You have fallen into the most simple of traps.
You have written in OpenGL, the HelloWorld program, and you now want to create something along the lines of iTunes. Wrong way of doing things.
For just handling objects so they move around each other correctly and your 'camera' and fly past, upto, and rotate around objects, you will need to create data structures for all objects that have local, world and camera co-ordinates. Luckily for you, OpenGL has alot of builtin routines that will automatically convert between different view spaces for you. After that, you will be able to fly a camera past a static scene, and the camera will fly right through the objects. To make the camera bounce or just stop you will need to add either bounding spheres or bounding boxes to your object models, then every time you move the camera, your code will need to examine every object against, every other object and camera to make sure no collisions occured between spehere-sphere, sphere-box, and box-box. After getting that working, you are going to need to have a physics routine that can use this collision data and the information about how fast the object was moving to simulate how objects will react to in these situations.

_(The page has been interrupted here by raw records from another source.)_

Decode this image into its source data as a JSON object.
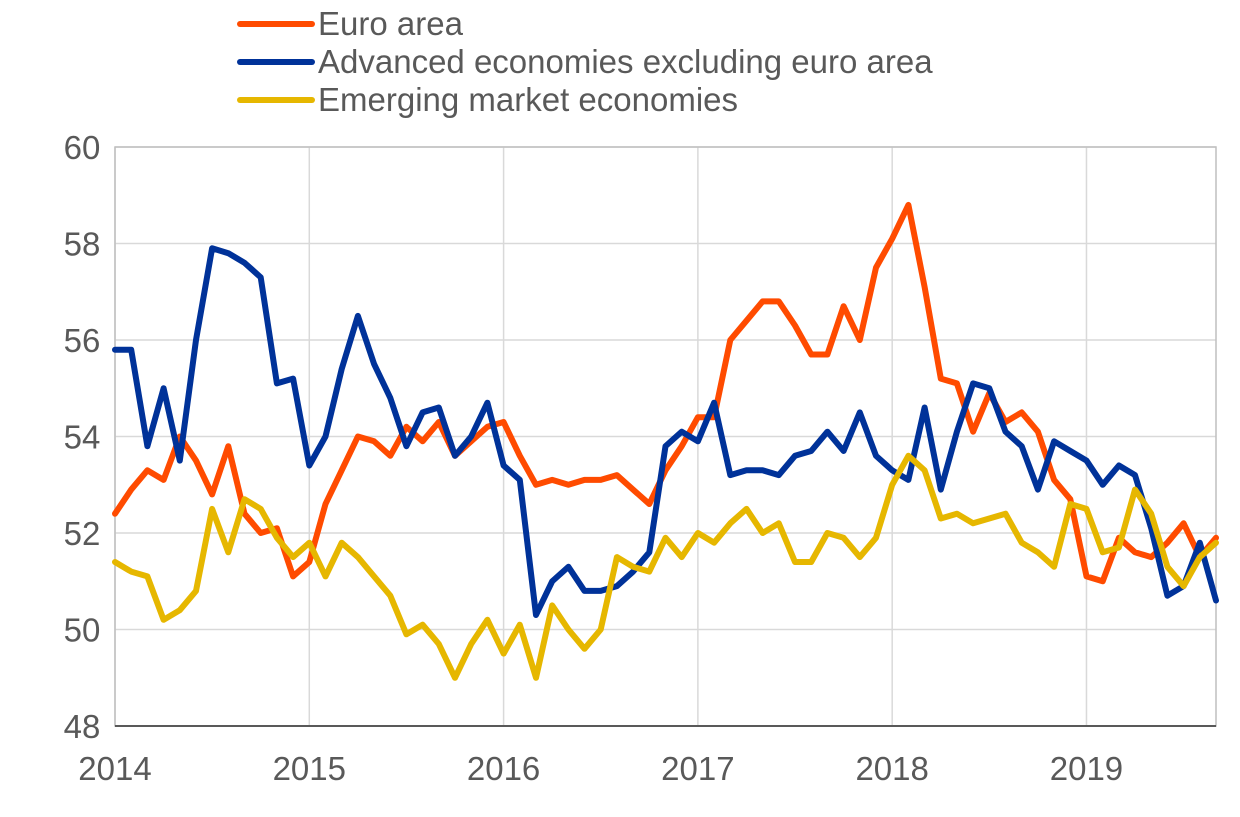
{
  "chart_data": {
    "type": "line",
    "title": "",
    "xlabel": "",
    "ylabel": "",
    "ylim": [
      48,
      60
    ],
    "yticks": [
      48,
      50,
      52,
      54,
      56,
      58,
      60
    ],
    "xlim": [
      "2014-01",
      "2019-09"
    ],
    "xticks": [
      {
        "label": "2014",
        "date": "2014-01"
      },
      {
        "label": "2015",
        "date": "2015-01"
      },
      {
        "label": "2016",
        "date": "2016-01"
      },
      {
        "label": "2017",
        "date": "2017-01"
      },
      {
        "label": "2018",
        "date": "2018-01"
      },
      {
        "label": "2019",
        "date": "2019-01"
      }
    ],
    "grid": {
      "vertical": true,
      "horizontal": true
    },
    "legend": "top",
    "x": [
      "2014-01",
      "2014-02",
      "2014-03",
      "2014-04",
      "2014-05",
      "2014-06",
      "2014-07",
      "2014-08",
      "2014-09",
      "2014-10",
      "2014-11",
      "2014-12",
      "2015-01",
      "2015-02",
      "2015-03",
      "2015-04",
      "2015-05",
      "2015-06",
      "2015-07",
      "2015-08",
      "2015-09",
      "2015-10",
      "2015-11",
      "2015-12",
      "2016-01",
      "2016-02",
      "2016-03",
      "2016-04",
      "2016-05",
      "2016-06",
      "2016-07",
      "2016-08",
      "2016-09",
      "2016-10",
      "2016-11",
      "2016-12",
      "2017-01",
      "2017-02",
      "2017-03",
      "2017-04",
      "2017-05",
      "2017-06",
      "2017-07",
      "2017-08",
      "2017-09",
      "2017-10",
      "2017-11",
      "2017-12",
      "2018-01",
      "2018-02",
      "2018-03",
      "2018-04",
      "2018-05",
      "2018-06",
      "2018-07",
      "2018-08",
      "2018-09",
      "2018-10",
      "2018-11",
      "2018-12",
      "2019-01",
      "2019-02",
      "2019-03",
      "2019-04",
      "2019-05",
      "2019-06",
      "2019-07",
      "2019-08",
      "2019-09"
    ],
    "series": [
      {
        "name": "Euro area",
        "color": "#FF4B00",
        "values": [
          52.4,
          52.9,
          53.3,
          53.1,
          54.0,
          53.5,
          52.8,
          53.8,
          52.4,
          52.0,
          52.1,
          51.1,
          51.4,
          52.6,
          53.3,
          54.0,
          53.9,
          53.6,
          54.2,
          53.9,
          54.3,
          53.6,
          53.9,
          54.2,
          54.3,
          53.6,
          53.0,
          53.1,
          53.0,
          53.1,
          53.1,
          53.2,
          52.9,
          52.6,
          53.3,
          53.8,
          54.4,
          54.4,
          56.0,
          56.4,
          56.8,
          56.8,
          56.3,
          55.7,
          55.7,
          56.7,
          56.0,
          57.5,
          58.1,
          58.8,
          57.1,
          55.2,
          55.1,
          54.1,
          54.9,
          54.3,
          54.5,
          54.1,
          53.1,
          52.7,
          51.1,
          51.0,
          51.9,
          51.6,
          51.5,
          51.8,
          52.2,
          51.5,
          51.9
        ]
      },
      {
        "name": "Advanced economies excluding euro area",
        "color": "#003299",
        "values": [
          55.8,
          55.8,
          53.8,
          55.0,
          53.5,
          56.0,
          57.9,
          57.8,
          57.6,
          57.3,
          55.1,
          55.2,
          53.4,
          54.0,
          55.4,
          56.5,
          55.5,
          54.8,
          53.8,
          54.5,
          54.6,
          53.6,
          54.0,
          54.7,
          53.4,
          53.1,
          50.3,
          51.0,
          51.3,
          50.8,
          50.8,
          50.9,
          51.2,
          51.6,
          53.8,
          54.1,
          53.9,
          54.7,
          53.2,
          53.3,
          53.3,
          53.2,
          53.6,
          53.7,
          54.1,
          53.7,
          54.5,
          53.6,
          53.3,
          53.1,
          54.6,
          52.9,
          54.1,
          55.1,
          55.0,
          54.1,
          53.8,
          52.9,
          53.9,
          53.7,
          53.5,
          53.0,
          53.4,
          53.2,
          52.1,
          50.7,
          50.9,
          51.8,
          50.6
        ]
      },
      {
        "name": "Emerging market economies",
        "color": "#E6B700",
        "values": [
          51.4,
          51.2,
          51.1,
          50.2,
          50.4,
          50.8,
          52.5,
          51.6,
          52.7,
          52.5,
          51.9,
          51.5,
          51.8,
          51.1,
          51.8,
          51.5,
          51.1,
          50.7,
          49.9,
          50.1,
          49.7,
          49.0,
          49.7,
          50.2,
          49.5,
          50.1,
          49.0,
          50.5,
          50.0,
          49.6,
          50.0,
          51.5,
          51.3,
          51.2,
          51.9,
          51.5,
          52.0,
          51.8,
          52.2,
          52.5,
          52.0,
          52.2,
          51.4,
          51.4,
          52.0,
          51.9,
          51.5,
          51.9,
          53.0,
          53.6,
          53.3,
          52.3,
          52.4,
          52.2,
          52.3,
          52.4,
          51.8,
          51.6,
          51.3,
          52.6,
          52.5,
          51.6,
          51.7,
          52.9,
          52.4,
          51.3,
          50.9,
          51.5,
          51.8
        ]
      }
    ]
  }
}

All-in-all, you have a monster amount of work ahead of you. It is why Torque is such an attractive option for developers, along with the Ogre engine. All of the above is already written.

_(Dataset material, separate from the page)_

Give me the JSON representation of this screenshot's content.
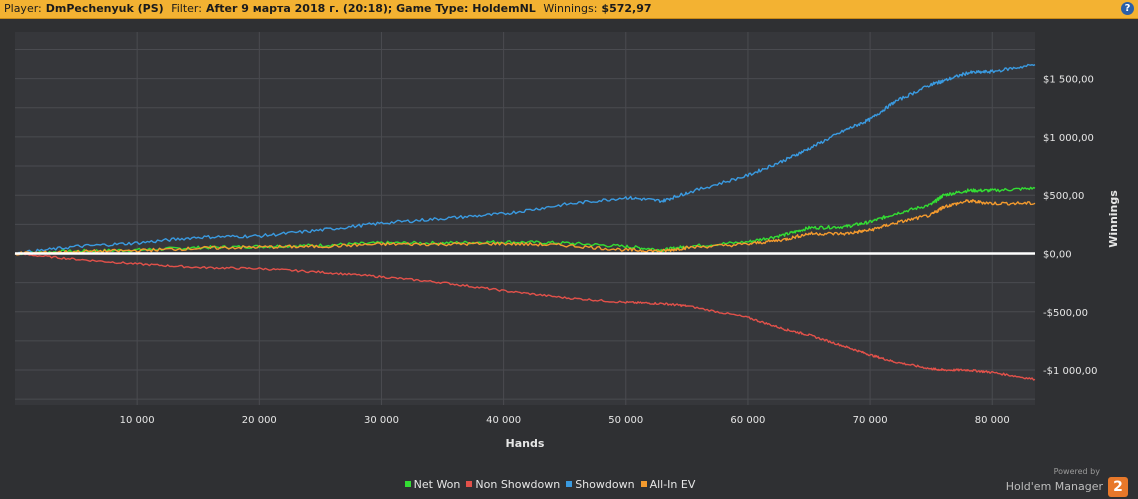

Say you did, all the above. All you have written, is a very, and I mean this, very basic engine. You don't have any scripting, you don't have an AI, you would still need to write that.
I am not trying to put you off, plenty of people have done what you are attempting. If you have say 6 months of free-time that you can dedicate to a project, then you will more than likely get very far with this. If you can't guarantee the time required for such an endevour, you might end up feeling very frustrated about the whole process.